Discussion and Clinical Implications

It is often challenging for clinicians to identify and treat EDS/hEDS and CRPS, due to questions surrounding the etiology and pathophysiology of the diseases, but also due to multisystem comorbidities, limitations in diagnostic criteria, and the lack of consensus on treatment or guidelines on which treatment can be individualized. Many people with chronic pain have unexplained pain and unexplained comorbidities and see multiple specialists for years or decades before diagnosis. In addition, patients are occasionally misdiagnosed and/or clinicians are skeptical of the diagnosis due to limited experience or awareness of EDS and/or CRPS, which can also result in increased patient suffering.

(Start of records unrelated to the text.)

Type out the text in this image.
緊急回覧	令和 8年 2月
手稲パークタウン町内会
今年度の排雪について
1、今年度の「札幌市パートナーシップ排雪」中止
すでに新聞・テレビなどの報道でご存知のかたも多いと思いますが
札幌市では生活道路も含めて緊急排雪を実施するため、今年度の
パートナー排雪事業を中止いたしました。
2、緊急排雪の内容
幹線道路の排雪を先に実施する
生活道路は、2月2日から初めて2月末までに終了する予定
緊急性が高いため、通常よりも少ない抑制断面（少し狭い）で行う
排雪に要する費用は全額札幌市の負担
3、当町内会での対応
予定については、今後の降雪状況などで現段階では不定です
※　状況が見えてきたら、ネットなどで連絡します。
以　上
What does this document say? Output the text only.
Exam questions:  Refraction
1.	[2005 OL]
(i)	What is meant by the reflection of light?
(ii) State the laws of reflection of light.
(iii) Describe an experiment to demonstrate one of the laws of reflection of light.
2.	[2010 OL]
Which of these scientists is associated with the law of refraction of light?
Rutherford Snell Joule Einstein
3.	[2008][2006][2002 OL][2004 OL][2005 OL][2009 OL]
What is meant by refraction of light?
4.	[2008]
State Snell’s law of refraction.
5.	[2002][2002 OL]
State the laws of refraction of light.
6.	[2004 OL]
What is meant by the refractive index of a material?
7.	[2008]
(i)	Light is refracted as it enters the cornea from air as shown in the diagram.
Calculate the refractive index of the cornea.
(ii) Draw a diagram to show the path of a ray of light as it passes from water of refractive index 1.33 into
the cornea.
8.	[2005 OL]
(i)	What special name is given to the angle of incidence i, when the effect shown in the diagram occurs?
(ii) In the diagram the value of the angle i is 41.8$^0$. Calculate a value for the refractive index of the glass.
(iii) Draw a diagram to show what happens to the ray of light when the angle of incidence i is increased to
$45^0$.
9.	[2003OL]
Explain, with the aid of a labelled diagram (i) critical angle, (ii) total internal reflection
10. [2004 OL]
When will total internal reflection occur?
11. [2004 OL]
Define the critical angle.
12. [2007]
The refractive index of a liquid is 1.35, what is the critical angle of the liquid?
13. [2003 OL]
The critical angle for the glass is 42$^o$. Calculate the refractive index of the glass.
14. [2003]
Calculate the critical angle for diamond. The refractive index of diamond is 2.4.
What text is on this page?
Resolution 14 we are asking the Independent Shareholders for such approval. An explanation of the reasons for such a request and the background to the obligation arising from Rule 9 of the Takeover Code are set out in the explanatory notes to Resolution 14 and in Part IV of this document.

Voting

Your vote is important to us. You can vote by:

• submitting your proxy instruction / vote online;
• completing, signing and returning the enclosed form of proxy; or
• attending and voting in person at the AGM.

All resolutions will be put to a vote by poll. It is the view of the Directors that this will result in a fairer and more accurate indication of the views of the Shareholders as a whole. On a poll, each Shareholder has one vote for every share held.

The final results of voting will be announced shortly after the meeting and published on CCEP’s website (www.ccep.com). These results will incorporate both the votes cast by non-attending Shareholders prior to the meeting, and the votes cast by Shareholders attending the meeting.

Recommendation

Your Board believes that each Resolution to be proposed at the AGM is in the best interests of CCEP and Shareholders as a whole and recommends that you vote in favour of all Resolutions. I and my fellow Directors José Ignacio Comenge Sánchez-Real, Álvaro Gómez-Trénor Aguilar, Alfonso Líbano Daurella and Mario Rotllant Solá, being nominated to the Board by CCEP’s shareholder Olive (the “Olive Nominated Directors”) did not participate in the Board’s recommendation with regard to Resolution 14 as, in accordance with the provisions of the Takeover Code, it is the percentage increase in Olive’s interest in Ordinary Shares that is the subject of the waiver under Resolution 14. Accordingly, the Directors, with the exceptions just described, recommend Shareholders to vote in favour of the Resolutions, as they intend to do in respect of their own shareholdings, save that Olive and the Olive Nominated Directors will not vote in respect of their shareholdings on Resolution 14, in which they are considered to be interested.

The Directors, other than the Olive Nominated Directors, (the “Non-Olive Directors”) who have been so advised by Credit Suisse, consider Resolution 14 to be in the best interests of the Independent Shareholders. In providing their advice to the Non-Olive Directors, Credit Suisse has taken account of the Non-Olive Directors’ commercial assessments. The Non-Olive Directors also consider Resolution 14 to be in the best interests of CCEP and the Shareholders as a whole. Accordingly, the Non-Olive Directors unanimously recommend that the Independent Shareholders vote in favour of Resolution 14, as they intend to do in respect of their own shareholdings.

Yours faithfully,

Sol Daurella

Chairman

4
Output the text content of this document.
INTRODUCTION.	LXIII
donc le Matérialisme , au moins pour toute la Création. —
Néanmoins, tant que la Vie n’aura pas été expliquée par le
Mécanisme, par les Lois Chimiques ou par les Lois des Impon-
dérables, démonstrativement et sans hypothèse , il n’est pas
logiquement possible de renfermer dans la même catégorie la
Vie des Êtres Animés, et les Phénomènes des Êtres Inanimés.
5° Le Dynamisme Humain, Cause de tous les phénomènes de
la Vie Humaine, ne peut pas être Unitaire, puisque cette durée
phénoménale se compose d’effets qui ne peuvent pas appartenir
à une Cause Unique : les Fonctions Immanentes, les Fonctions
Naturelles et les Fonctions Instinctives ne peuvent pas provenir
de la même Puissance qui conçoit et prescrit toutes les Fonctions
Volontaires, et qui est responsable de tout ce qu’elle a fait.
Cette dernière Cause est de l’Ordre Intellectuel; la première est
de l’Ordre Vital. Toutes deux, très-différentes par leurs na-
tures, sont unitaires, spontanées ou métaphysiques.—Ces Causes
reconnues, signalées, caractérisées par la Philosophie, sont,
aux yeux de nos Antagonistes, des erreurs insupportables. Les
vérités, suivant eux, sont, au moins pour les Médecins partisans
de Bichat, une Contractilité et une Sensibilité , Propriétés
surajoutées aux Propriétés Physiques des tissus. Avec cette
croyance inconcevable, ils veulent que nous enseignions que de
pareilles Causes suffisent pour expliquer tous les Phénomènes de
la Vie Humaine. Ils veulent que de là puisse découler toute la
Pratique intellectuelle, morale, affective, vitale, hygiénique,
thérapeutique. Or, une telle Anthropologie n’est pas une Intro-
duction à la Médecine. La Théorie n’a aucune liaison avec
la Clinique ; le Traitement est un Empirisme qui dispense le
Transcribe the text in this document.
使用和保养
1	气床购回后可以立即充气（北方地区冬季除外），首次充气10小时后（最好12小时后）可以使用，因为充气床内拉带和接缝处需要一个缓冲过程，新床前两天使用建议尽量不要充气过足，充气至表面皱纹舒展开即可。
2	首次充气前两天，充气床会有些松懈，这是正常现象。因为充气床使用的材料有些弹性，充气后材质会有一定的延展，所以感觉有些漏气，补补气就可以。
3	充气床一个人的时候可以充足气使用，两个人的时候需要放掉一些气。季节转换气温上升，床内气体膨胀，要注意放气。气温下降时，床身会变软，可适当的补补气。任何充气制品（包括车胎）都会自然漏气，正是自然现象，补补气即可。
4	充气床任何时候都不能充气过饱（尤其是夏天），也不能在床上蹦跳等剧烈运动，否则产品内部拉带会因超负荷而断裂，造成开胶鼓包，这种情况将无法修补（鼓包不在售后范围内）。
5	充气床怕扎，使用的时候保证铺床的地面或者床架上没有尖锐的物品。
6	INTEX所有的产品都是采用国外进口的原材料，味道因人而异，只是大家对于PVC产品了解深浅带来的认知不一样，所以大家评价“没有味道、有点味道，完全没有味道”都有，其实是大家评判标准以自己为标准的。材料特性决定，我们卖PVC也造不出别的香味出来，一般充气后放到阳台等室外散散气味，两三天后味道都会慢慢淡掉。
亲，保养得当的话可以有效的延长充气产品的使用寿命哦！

This article also identified that CRPS and EDS are genetically driven diseases, which often results in multisystem comorbidities that are very similar to each other, and that CTD may be the “missing link.” The development of genomic testing is needed since there are no genotype/phenotype correlations available to diagnose 80% to 90% of EDS patients, which greatly decreases the incidence rate. In addition, the incidence of EDS may also be decreased due to patients with mild disease never seeking a medical diagnosis.

Specific symptoms and progression of EDS are variable, even from parent to child, and cannot be predicted based on diagnostic criteria, family history, or results of genetic testing. It is essential for clinicians to familiarize themselves with diagnostic criteria and/or consider CTD in people with chronic pain, especially those with “unexplained” symptomology or comorbidities. Because of the connection between CTD and chronic pain conditions, evaluating for CTD in patients with chronic widespread pain can rule out CTD and/or obtain a diagnosis enabling early and essential treatment to limit disability and morbidity.